Dans les maisons posées le long de cette voie villageoise – grande route habillée sur quelques pas en grande rue – les chambres, que leurs fenêtres blafardes n’alimentaient plus de la clarté de l’espace, s’éclairaient de lampes et de chandelles, de sorte que le soir on sortait pour aller dehors, et qu’on voyait l’ombre et la lumière changer graduellement de places.

Au bord du village, vers les champs, des soldats déséquipés erraient, le nez au vent. Nous finissions la journée en paix. Nous jouissions de cette oisiveté vague dont on éprouve la bonté quand on est vraiment las. Il faisait beau ; l’on était au commencement du repos, et on en rêvait. Le soir semblait aggraver les figures avant de les assombrir, et les fronts réfléchissaient la sérénité des choses.

Le sergent Suilhard vint à moi et me prit par le bras. Il m’entraîna.

— Viens, me dit-il, je vais te montrer quelque chose.

Les abords du village abondaient en rangées de grands arbres calmes, qu’on longeait, et, de temps en temps, les vastes ramures, sous l’action de la brise, se décidaient à quelque lent geste majestueux.

Suilhard me précédait. Il me conduisit dans un chemin creux qui tournait, encaissé ; de chaque côté, poussait une bordure d’arbustes dont les faîtes se rejoignaient étroitement. Nous marchâmes quelques instants environnés de verdure tendre. Un dernier reflet de lumière, qui prenait ce chemin en écharpe, accumulait dans les feuillages des points jaune clair ronds comme des pièces d’or.

— C’est joli, fis-je.

Il ne disait rien. Il jetait les yeux de côté. Il s’arrêta.

— Ça doit être là.

Il me fit grimper par un petit bout de chemin dans un champ entouré d’un vaste carré de grands arbres, et bondé d’une odeur de foin coupé.

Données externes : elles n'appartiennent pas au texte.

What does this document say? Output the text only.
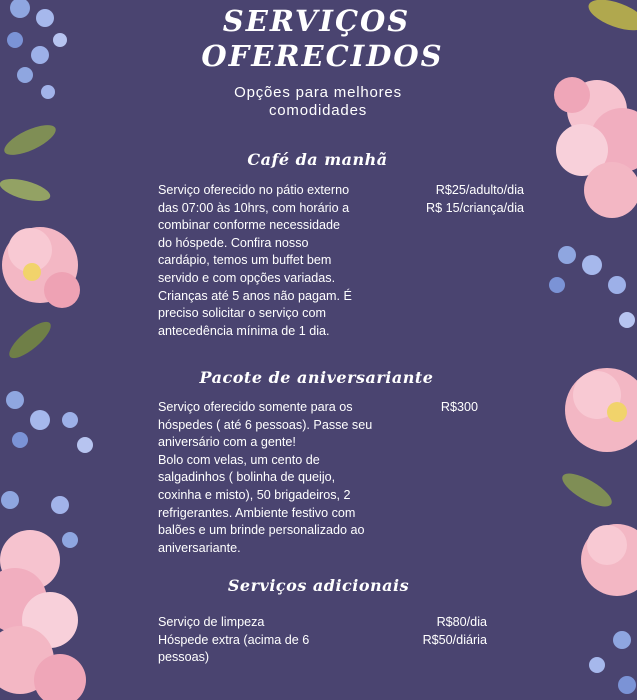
SERVIÇOS
OFERECIDOS
Opções para melhores
comodidades
Café da manhã
Serviço oferecido no pátio externo
das 07:00 às 10hrs, com horário a
combinar conforme necessidade
do hóspede. Confira nosso
cardápio, temos um buffet bem
servido e com opções variadas.
Crianças até 5 anos não pagam. É
preciso solicitar o serviço com
antecedência mínima de 1 dia.
R$25/adulto/dia
R$ 15/criança/dia
Pacote de aniversariante
Serviço oferecido somente para os
hóspedes ( até 6 pessoas). Passe seu
aniversário com a gente!
Bolo com velas, um cento de
salgadinhos ( bolinha de queijo,
coxinha e misto), 50 brigadeiros, 2
refrigerantes. Ambiente festivo com
balões e um brinde personalizado ao
aniversariante.
R$300
Serviços adicionais
Serviço de limpeza
Hóspede extra (acima de 6
pessoas)
R$80/dia
R$50/diária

— Tiens ! remarquai-je en observant le sol, c’est tout piétiné par ici. Il y a eu une cérémonie.

— Viens, me dit Suilhard.

Il me conduisit dans le champ, non loin de l’entrée. Il y avait là un groupe de soldats qui parlaient à voix baissée. Mon compagnon tendit la main.

— C’est là, dit-il.

Un piquet très bas – un mètre à peine – était planté à quelques pas de la haie, faite à cet endroit de jeunes arbres.

— C’est là, dit-il, qu’on a fusillé le soldat du 204, ce matin.

» On a planté le poteau dans la nuit. On a amené le bonhomme à l’aube, et ce sont les types de son escouade qui l’ont tué. Il avait voulu couper aux tranchées ; pendant la relève, il était resté en arrière, puis était rentré en douce au cantonnement. Il n’a rien fait autre chose ; on a voulu, sans doute, faire un exemple. »

Nous nous approchâmes de la conversation des autres :

— Mais non, pas du tout, disait l’un. C’était pas un bandit ; c’était pas un de ces durs cailloux comme tu en vois. Nous étions partis ensemble. C’était un bonhomme comme nous, ni plus, ni moins — un peu flemme, c’est tout. Il était en première ligne depuis le commencement, mon vieux, et j’l’ai jamais vu saoûl, moi.

— Faut tout dire : malheureusement pour lui, qu’il avait de mauvais antécédents. Ils étaient deux, tu sais, à faire le coup. L’autre a pigé deux ans de prison. Mais Cajard1, à cause d’une condamnation qu’il avait eue dans le civil, n’a pas bénéficié de circonstances atténuantes. Il avait, dans le civil, fait un coup de tête étant saoûl.

— On voit un peu d’sang par terre quand on r’garde, dit un homme penché.

— Y a tout eu, reprit un autre, la cérémonie depuis A jusqu’à Z, le colonel à cheval, la dégradation ; puis on l’a attaché, à c’petit poteau bas, c’poteau d’bestiaux. Il a dû être forcé de s’mettre à genoux ou de s’asseoir par terre avec un petit poteau pareil.

— Ça s’comprendrait pas, fit un troisième après un silence, s’il n’y avait pas cette chose de l’exemple que disait le sergent.

Sur le poteau, il y avait, gribouillées par les soldats, des inscriptions et des protestations. Une croix de guerre grossière, découpée en bois, y était clouée et portait : « À Cajard, mobilisé depuis août 1914, la France reconnaissante. »

En rentrant au cantonnement, je vis Volpatte, entouré, qui parlait. Il racontait quelque nouvelle anecdote de son voyage chez les heureux.